On Nandigram firing anniversary, Mamata vows to bring down communists

March 14th, 2008 - 3:42 pm ICT by admin  

Nandigram (West Bengal), March 14 (IANS) “We can forget our own name, but not of Nandigram,” firebrand leader Mamata Banerjee said Friday, sharing the dais with activist Medha Patkar at Nandigram’s Adhikaripara as the victims of the March 14, 2007 carnage in this part of West Bengal’s East Midnapore district were remembered a year on. Exactly a year ago at around 10.30 a.m., police bullets felled at least 14 people who were protesting the proposed land acquisition for a special economic zone (SEZ).

A year later the gun-battles between the ruling Communist Party of India-Marxist (CPI-M) and the opposition-led Bhumi Uchched Pratirodh Committee (BUPC) are not a regular phenomenon. But clashes continue now and then even after the CPI-M’s “recapture” of Nandigram after a massive November onslaught.

“I cannot return the dead sons to their mothers. I cannot return the honour of the raped. But I vow on the soil of Nandigram to bring down the communists who perpetrated the atrocities, killed democracy and innocent villagers,” said Mamata.

She took a handful of Nandigram soil and headed back to Kolkata where daylong programmes were organised. A procession is being held in the state capital with the soil in a place of honour.

As Mamata and Medha spoke in an impassioned manner, tears rolled down the faces of women assembled there.

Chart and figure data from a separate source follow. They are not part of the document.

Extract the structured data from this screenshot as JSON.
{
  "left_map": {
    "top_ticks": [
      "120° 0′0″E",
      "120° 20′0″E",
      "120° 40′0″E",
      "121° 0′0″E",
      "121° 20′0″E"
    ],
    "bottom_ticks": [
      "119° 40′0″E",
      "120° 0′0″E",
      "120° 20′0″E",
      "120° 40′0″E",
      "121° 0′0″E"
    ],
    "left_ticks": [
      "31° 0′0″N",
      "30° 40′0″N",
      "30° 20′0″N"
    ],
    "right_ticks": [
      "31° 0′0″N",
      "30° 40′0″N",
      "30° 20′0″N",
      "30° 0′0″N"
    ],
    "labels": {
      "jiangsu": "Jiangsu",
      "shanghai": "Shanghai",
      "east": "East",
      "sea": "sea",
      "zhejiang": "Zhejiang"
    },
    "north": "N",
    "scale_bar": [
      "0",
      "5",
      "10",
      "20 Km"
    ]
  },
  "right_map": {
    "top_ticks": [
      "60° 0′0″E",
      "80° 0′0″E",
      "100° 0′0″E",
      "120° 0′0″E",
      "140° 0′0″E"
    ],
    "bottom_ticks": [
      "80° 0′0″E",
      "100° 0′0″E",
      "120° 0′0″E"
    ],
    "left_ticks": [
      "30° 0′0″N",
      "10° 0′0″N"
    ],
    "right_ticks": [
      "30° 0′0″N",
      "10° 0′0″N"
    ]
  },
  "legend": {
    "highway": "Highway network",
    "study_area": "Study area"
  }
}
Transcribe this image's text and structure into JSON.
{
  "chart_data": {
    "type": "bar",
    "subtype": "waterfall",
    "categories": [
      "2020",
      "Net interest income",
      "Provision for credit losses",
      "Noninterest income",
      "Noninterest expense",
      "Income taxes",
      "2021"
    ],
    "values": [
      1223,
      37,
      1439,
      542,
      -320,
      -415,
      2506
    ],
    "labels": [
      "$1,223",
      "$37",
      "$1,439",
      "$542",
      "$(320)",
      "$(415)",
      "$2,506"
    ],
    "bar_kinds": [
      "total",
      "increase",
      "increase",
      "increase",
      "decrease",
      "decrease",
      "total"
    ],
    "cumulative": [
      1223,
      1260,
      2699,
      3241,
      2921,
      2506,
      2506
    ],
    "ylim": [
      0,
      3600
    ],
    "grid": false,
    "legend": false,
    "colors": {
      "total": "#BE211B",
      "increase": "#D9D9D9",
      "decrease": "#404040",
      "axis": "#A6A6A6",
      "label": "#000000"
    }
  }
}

Women were the worst victims of violence in Nandigram throughout 2007. Many were raped and assaulted by alleged CPI-M cadres both during the chaos of the police firing on March 14 and later in November last year when party men “recaptured” the area.

“We are observing this day as martyrs’ day and farmers’ day. I am taking the soil of Nandigram to Kolkata and seek justice across the state,” Mamata said.

“Why are the culprits still not arrested? We want the triumph of good and defeat of the evil,” she said.

The Trinamool Congress leader also shared the dais with Provash Ghosh, the leader of Socialist Unity Centre of India (SUCI), a communist party outside the ruling Left Front but with pockets of mass support in rural West Bengal.

Meanwhile, a report in a Kolkata daily quoting a Central Reserve Police Force (CRPF) official said that there was no evidence to suggest that Maoists were present in Nandigram to arm the people.

While the ruling communists justified the actions in Nandigram citing presence of Maoists, the CRPF, which was deployed in the area in November last, said: “It is a fabricated story that they came to distribute arms here”.

At least 14 people were killed March 14, 2007, in Nandigram as police opened fire to quell mobs and retake the area they lost control of in January after unrest over acquisition of farmland for industry.

“It is a black day in the 30-year rule of the Left in West Bengal. It is unfortunate and harrowing,” state Public Works Department (PWD) Minister Kshiti Goswami, who represents the Left Front constituent Revolutionary Socialist Party (RSP), had said on March 14 last year.

On July 31, 2006, the state government signed an agreement with Indonesia’s Salim Group to implement industrial projects, including a chemical hub, to be spread over 10,000 acres in a 50:50 joint venture in Nandigram.

With the people of Nandigram rising in revolt, the government later decided to shift the project to Nayachar island in the same East Midnapore district.